I hope no other family has to go through what we did

Tuesday 4th March 2019 – 6.00pm – Murray MacGregor.

A new scheme to equip Birmingham city centre businesses and late night venues with specialist first aid kits that could save the lives of victims of stabbings and gunshots has been launched.

Birmingham Community Safety Partnership (BCSP) has been working with campaigner Lynne Baird, of The Daniel Baird Foundation and West Midlands Ambulance Service, to develop and deliver ‘Bleed Control Kits’ at locations across the city centre.

The Daniel Baird Foundation was set up by his family after he was fatally stabbed while out with friends in Birmingham in July 2017. Daniel died shortly after arriving at hospital due to catastrophic bleeding.

Patients suffering catastrophic bleeds from serious injuries such as those caused by a stabbing, shooting or car accident can prove fatal in as little as three to five minutes if the bleeding is not stemmed.

The idea behind the bleed control kits is to buy the first vital minutes before ambulance staff can reach the scene.

Lynne Baird, Daniel’s mother, said: “Daniel died very quickly after he was stabbed due to the level of blood loss.  Unfortunately, there was no first aid kit available that could have helped him and that’s why we’ve helped develop these kits as they could make a difference.

“I just hope that these kits might mean that no other family has to go through what we have.”

The BCSP received £4,000 from the West Midlands Police and Crime Commissioner to purchase 50 kits which were developed by WMAS and the West Midlands Trauma Networks.  WMAS Chief Executive, Anthony Marsh, said: “In cases such as Daniel’s, every second counts and being able to stem the bleeding could make the difference between life and death.  I also hope that the work of the Daniel Baird Foundation will result in kits becoming as common as defibrillators are so that many more lives can be saved right across our country.”

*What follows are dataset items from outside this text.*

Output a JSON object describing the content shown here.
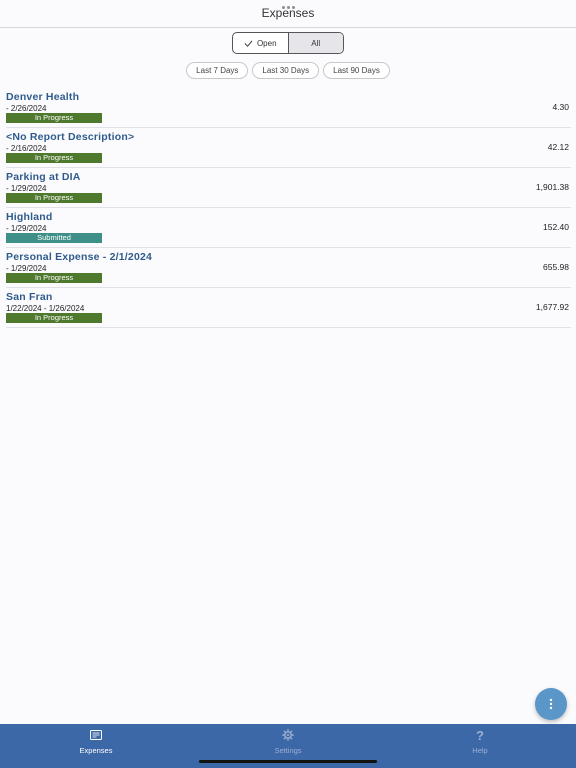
{
  "header": {
    "title": "Expenses"
  },
  "segment": {
    "open_label": "Open",
    "all_label": "All"
  },
  "filters": [
    "Last 7 Days",
    "Last 30 Days",
    "Last 90 Days"
  ],
  "reports": [
    {
      "title": "Denver Health",
      "date": " - 2/26/2024",
      "status": "In Progress",
      "status_color": "#4f7a2e",
      "amount": "4.30"
    },
    {
      "title": "<No Report Description>",
      "date": " - 2/16/2024",
      "status": "In Progress",
      "status_color": "#4f7a2e",
      "amount": "42.12"
    },
    {
      "title": "Parking at DIA",
      "date": " - 1/29/2024",
      "status": "In Progress",
      "status_color": "#4f7a2e",
      "amount": "1,901.38"
    },
    {
      "title": "Highland",
      "date": " - 1/29/2024",
      "status": "Submitted",
      "status_color": "#3d8f88",
      "amount": "152.40"
    },
    {
      "title": "Personal Expense - 2/1/2024",
      "date": " - 1/29/2024",
      "status": "In Progress",
      "status_color": "#4f7a2e",
      "amount": "655.98"
    },
    {
      "title": "San Fran",
      "date": "1/22/2024 - 1/26/2024",
      "status": "In Progress",
      "status_color": "#4f7a2e",
      "amount": "1,677.92"
    }
  ],
  "fab": {
    "icon": "more-vertical-icon"
  },
  "tabs": [
    {
      "label": "Expenses",
      "icon": "receipt-icon",
      "active": true
    },
    {
      "label": "Settings",
      "icon": "gear-icon",
      "active": false
    },
    {
      "label": "Help",
      "icon": "help-icon",
      "active": false
    }
  ],
  "colors": {
    "accent": "#3d68a8",
    "title_blue": "#2f5b8c",
    "fab": "#5b96c9"
  }
}
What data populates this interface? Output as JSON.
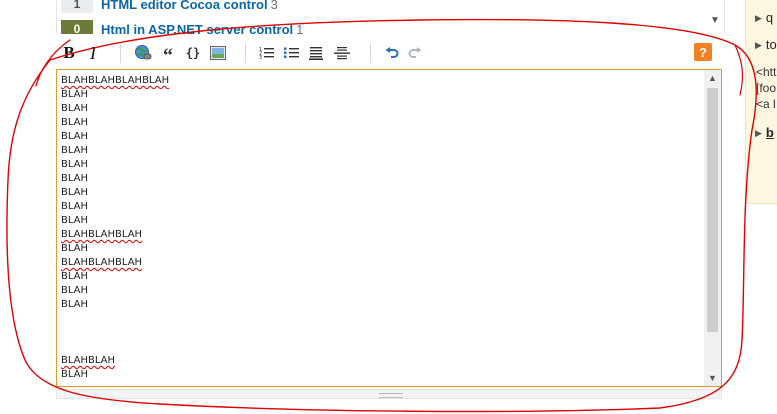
{
  "related": {
    "items": [
      {
        "votes": "1",
        "title": "HTML editor Cocoa control",
        "count": "3",
        "accepted": false
      },
      {
        "votes": "0",
        "title": "Html in ASP.NET server control",
        "count": "1",
        "accepted": true
      }
    ]
  },
  "toolbar": {
    "help_label": "?"
  },
  "editor": {
    "lines": [
      "BLAHBLAHBLAHBLAH",
      "BLAH",
      "BLAH",
      "BLAH",
      "BLAH",
      "BLAH",
      "BLAH",
      "BLAH",
      "BLAH",
      "BLAH",
      "BLAH",
      "BLAHBLAHBLAH",
      "BLAH",
      "BLAHBLAHBLAH",
      "BLAH",
      "BLAH",
      "BLAH",
      "",
      "",
      "",
      "BLAHBLAH",
      "BLAH"
    ]
  },
  "sidebar": {
    "items": [
      {
        "label": "q"
      },
      {
        "label": "to"
      }
    ],
    "code_lines": [
      "<htt",
      "[foo",
      "<a l"
    ],
    "bold_item": "b"
  },
  "colors": {
    "accent": "#f48024",
    "annotation": "#e00000",
    "editor_border": "#e39a2c",
    "sidebar_bg": "#fdf7e2"
  }
}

Staff at the 50 venues will receive training on these kits, and people who call 999 will be directed to the nearest kit and talked through how to use it by the WMAS call handlers who take 999 calls about such cases.

WMAS Trauma Lead, Shane Roberts said: “I am in no doubt that having kit like this available int he City Centre will undoubtedly save someones life.  in some circumstances it is those first few minutes that will make the difference between life and death.”